Chemical Enhanced Oil Recovery (EOR) techniques have recently seen a new revival owing to high oil consumption and favorable conditions that drove the oil price in a range where use of chemical is becoming economically viable. Advancements in technologies and understanding of past failures also contribute to this revival. However it appears that there is a lack of a comprehensive tool which allows exploration and assessment of combined chemical EORs at the field scale, and which can be driven dynamically to simulate realistic field applications.
In this paper we propose a set of integrated models for polymer-brine, surfactant, alkaline and foam including ions exchange for calculating effective salinities. These models can be driving by a set of flexible field management functionalities which allow a dynamic optimization of the use of the chemicals to maximize oil contact and ultimately its recovery.
A work flow to assess the balance of viscous, capillary and gravity forces involved in the EOR process is proposed to pre-screen the type of chemicals needed to modify the force balance. This approach will precede and guide the dynamic optmization.

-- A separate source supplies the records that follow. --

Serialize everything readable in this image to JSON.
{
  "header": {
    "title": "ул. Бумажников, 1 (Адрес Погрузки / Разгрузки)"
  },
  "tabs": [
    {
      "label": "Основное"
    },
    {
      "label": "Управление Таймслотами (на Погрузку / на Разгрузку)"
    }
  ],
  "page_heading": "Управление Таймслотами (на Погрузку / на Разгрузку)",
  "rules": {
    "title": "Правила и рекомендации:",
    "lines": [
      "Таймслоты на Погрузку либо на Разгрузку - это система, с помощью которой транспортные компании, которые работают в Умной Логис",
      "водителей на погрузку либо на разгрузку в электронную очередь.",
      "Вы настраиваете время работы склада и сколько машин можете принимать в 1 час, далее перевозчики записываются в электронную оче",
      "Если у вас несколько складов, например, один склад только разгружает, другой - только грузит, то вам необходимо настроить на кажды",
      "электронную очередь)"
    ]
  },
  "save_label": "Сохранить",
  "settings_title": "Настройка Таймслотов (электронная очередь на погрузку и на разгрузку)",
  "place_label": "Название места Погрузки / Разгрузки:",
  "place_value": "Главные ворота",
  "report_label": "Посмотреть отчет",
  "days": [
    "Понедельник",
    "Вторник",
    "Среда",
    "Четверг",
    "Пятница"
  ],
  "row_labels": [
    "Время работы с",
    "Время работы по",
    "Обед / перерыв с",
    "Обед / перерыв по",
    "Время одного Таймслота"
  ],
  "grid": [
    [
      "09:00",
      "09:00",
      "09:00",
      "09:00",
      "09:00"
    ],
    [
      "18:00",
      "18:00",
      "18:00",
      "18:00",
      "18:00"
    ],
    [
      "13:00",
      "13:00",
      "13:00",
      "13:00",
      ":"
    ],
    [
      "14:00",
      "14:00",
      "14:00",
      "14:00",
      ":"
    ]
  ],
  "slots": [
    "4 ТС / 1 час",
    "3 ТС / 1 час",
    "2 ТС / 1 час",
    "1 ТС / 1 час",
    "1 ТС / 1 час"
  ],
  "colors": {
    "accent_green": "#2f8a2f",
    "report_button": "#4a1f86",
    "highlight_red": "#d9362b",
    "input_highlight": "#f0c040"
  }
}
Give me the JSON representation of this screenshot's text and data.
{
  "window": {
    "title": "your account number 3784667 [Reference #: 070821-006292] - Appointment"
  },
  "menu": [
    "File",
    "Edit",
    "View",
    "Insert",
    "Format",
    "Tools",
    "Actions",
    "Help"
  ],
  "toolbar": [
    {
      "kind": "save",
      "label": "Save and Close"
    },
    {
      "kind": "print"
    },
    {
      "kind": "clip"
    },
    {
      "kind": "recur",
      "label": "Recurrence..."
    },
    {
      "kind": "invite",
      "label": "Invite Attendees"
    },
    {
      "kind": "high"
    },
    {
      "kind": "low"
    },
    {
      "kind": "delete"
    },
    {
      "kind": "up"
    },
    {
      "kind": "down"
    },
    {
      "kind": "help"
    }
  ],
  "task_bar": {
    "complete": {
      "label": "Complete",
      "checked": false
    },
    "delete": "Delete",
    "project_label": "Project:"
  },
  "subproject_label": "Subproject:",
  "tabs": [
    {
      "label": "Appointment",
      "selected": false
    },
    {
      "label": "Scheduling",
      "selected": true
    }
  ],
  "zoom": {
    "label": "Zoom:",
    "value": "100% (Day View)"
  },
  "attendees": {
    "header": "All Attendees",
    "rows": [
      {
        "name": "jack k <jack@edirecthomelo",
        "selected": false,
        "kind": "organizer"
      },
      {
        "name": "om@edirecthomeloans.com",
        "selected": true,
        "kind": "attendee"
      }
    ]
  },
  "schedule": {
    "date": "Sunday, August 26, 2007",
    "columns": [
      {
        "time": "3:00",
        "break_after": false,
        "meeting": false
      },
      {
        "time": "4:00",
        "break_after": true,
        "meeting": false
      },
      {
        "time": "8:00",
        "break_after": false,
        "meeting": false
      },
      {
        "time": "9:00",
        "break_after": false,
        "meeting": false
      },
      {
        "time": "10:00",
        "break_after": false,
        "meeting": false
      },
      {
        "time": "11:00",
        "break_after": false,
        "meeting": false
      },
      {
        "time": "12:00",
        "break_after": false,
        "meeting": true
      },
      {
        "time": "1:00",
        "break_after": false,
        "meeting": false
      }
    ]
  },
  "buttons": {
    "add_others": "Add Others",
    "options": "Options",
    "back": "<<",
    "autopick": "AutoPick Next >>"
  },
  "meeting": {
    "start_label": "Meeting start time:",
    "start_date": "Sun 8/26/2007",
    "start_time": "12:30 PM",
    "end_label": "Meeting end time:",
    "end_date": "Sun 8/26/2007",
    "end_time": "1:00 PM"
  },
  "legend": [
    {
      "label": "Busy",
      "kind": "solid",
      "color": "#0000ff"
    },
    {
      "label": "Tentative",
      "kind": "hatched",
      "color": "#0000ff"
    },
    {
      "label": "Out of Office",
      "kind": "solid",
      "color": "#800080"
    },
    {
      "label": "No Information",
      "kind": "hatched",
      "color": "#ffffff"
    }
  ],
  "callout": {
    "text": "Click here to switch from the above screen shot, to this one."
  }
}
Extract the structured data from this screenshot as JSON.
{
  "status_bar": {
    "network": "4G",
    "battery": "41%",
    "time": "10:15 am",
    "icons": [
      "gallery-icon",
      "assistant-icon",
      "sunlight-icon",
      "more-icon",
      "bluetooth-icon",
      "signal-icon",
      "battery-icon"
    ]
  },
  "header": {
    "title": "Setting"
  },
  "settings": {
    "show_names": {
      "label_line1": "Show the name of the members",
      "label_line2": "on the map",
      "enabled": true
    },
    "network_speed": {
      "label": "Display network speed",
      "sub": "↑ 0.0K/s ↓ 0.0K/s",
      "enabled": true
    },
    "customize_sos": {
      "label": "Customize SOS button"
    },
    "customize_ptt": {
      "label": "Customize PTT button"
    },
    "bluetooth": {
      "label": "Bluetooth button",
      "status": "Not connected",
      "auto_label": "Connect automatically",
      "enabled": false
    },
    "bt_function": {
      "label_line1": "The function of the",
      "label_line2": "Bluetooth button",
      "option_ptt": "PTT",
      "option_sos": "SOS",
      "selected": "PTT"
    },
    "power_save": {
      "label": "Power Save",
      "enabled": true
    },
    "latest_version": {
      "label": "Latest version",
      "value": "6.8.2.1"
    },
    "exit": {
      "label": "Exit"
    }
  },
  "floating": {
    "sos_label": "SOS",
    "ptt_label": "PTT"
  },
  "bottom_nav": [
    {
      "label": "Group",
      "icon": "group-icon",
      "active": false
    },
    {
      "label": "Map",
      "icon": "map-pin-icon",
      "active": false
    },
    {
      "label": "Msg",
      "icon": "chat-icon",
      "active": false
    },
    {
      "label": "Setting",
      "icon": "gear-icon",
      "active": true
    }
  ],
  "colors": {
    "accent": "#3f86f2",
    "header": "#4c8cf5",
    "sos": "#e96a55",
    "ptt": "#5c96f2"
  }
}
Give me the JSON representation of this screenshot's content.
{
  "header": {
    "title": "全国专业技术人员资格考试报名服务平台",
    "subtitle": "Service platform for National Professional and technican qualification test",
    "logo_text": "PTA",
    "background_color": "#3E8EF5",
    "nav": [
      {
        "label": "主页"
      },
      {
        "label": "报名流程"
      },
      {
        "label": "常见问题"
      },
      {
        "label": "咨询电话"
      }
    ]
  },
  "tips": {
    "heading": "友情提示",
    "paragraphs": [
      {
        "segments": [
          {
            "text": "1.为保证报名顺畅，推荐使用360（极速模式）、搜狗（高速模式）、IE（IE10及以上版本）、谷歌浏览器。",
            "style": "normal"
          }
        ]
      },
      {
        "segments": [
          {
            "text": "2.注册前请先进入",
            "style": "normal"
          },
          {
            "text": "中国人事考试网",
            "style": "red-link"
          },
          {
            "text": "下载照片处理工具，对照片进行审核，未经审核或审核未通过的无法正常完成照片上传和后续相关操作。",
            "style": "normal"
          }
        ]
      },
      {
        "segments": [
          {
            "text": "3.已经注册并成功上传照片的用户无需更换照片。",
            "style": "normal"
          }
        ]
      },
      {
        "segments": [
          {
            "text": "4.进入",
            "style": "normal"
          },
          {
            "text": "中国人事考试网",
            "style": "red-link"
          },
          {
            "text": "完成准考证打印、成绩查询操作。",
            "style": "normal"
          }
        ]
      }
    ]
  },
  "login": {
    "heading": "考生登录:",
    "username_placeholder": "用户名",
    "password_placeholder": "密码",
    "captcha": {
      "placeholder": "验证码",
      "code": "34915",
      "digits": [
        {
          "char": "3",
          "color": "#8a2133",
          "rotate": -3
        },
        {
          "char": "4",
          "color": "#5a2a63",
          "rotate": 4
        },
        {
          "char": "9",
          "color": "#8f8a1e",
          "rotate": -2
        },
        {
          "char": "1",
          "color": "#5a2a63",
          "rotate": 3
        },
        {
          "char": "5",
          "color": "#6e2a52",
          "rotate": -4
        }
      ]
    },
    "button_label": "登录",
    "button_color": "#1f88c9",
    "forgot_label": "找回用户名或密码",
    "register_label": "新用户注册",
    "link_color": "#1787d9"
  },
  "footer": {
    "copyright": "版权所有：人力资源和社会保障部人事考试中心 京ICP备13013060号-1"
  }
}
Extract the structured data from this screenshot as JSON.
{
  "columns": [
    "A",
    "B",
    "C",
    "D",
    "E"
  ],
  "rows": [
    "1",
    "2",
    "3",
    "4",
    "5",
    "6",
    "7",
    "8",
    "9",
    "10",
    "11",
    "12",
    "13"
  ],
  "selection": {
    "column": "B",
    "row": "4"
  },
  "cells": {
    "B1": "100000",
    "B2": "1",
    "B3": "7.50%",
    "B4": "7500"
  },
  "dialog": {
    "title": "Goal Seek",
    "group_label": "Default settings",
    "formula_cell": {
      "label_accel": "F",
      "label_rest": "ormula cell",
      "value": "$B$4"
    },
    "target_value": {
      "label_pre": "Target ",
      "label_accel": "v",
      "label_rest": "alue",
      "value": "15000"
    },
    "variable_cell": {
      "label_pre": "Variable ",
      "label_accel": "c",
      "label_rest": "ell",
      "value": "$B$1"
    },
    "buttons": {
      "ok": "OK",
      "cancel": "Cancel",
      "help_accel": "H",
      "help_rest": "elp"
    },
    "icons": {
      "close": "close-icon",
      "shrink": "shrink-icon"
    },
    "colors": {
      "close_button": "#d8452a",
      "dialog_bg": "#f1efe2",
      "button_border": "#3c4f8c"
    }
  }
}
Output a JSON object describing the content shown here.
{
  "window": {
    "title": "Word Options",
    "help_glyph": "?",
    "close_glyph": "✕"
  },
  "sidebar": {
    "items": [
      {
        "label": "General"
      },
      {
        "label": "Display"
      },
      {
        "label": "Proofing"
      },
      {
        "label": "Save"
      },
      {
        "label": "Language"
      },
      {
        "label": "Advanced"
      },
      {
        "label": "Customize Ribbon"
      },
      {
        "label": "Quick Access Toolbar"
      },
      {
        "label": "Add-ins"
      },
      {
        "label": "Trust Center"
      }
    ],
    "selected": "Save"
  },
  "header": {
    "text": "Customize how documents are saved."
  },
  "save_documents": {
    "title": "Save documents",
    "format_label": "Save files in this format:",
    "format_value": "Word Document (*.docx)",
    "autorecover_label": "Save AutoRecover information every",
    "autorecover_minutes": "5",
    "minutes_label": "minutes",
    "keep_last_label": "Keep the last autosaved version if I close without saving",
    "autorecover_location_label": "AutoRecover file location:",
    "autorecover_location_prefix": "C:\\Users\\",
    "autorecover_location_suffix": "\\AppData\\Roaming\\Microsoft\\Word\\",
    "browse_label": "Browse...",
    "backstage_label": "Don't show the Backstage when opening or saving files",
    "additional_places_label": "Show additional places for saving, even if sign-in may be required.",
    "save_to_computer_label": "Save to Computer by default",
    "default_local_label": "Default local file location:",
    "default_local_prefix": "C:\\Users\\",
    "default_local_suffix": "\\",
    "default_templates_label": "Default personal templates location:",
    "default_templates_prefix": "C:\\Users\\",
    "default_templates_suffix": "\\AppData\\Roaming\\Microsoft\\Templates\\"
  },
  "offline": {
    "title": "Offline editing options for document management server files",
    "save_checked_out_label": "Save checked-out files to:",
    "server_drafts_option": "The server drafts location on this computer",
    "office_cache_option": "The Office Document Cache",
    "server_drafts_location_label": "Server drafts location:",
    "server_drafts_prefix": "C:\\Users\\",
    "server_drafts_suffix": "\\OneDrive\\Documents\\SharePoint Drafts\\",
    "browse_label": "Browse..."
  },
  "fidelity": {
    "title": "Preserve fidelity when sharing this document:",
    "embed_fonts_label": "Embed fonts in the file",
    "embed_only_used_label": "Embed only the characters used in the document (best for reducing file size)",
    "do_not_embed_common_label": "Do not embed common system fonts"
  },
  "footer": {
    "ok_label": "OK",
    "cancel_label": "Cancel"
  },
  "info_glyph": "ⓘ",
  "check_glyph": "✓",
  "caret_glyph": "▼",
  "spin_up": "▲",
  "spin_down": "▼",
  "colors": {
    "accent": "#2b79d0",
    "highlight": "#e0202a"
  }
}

Exploration for hydrocarbons is reaching global frontiers, and the short- and long-term challenges will be to maximize recovery from existing fields. As an important subset of the enhanced oil recovery (EOR) offering, chemical EOR techniques have developed as an economical and viable alternative for increasing oil recovery. Their success though relies heavily on a thorough understanding and ne-tuning of the chemical interactions between the injected chemicals, the fluids in place, and the rock. These interactions eventually determine optimal injection and production scenarios and ultimately the total increment in oil recovery.
Modeling of processes such as alkaline-surfactant-polymer (ASP) flooding, low salinity water flooding, solvent flooding, and foam injection for gas mobility control require a detailed description of the EOR agent interaction with the rock and reservoir fluids. This includes flexible modeling of solution viscosities, non-Newtonian behavior,
permeability reductions due to adsorption (e.g. in polymer flooding), capillary de-saturation effect due to decreasing oil-water interfacial tension, chemical losses to the formation due to adsorption, change of wettability characteristics, and chemicals degradation, to mention just a few.
However, the success and cost-effective design of EOR projects relies on the ability to model complex combinations of these processes in realistic reservoir settings while taking into account limitations in surface equipment, project economics, and consistency in the numerical solution. Being able to monitor the chemicals within the reservoir and being able to adapt the injection and production schedule automatically become key elements in optimizing chemical EOR processes.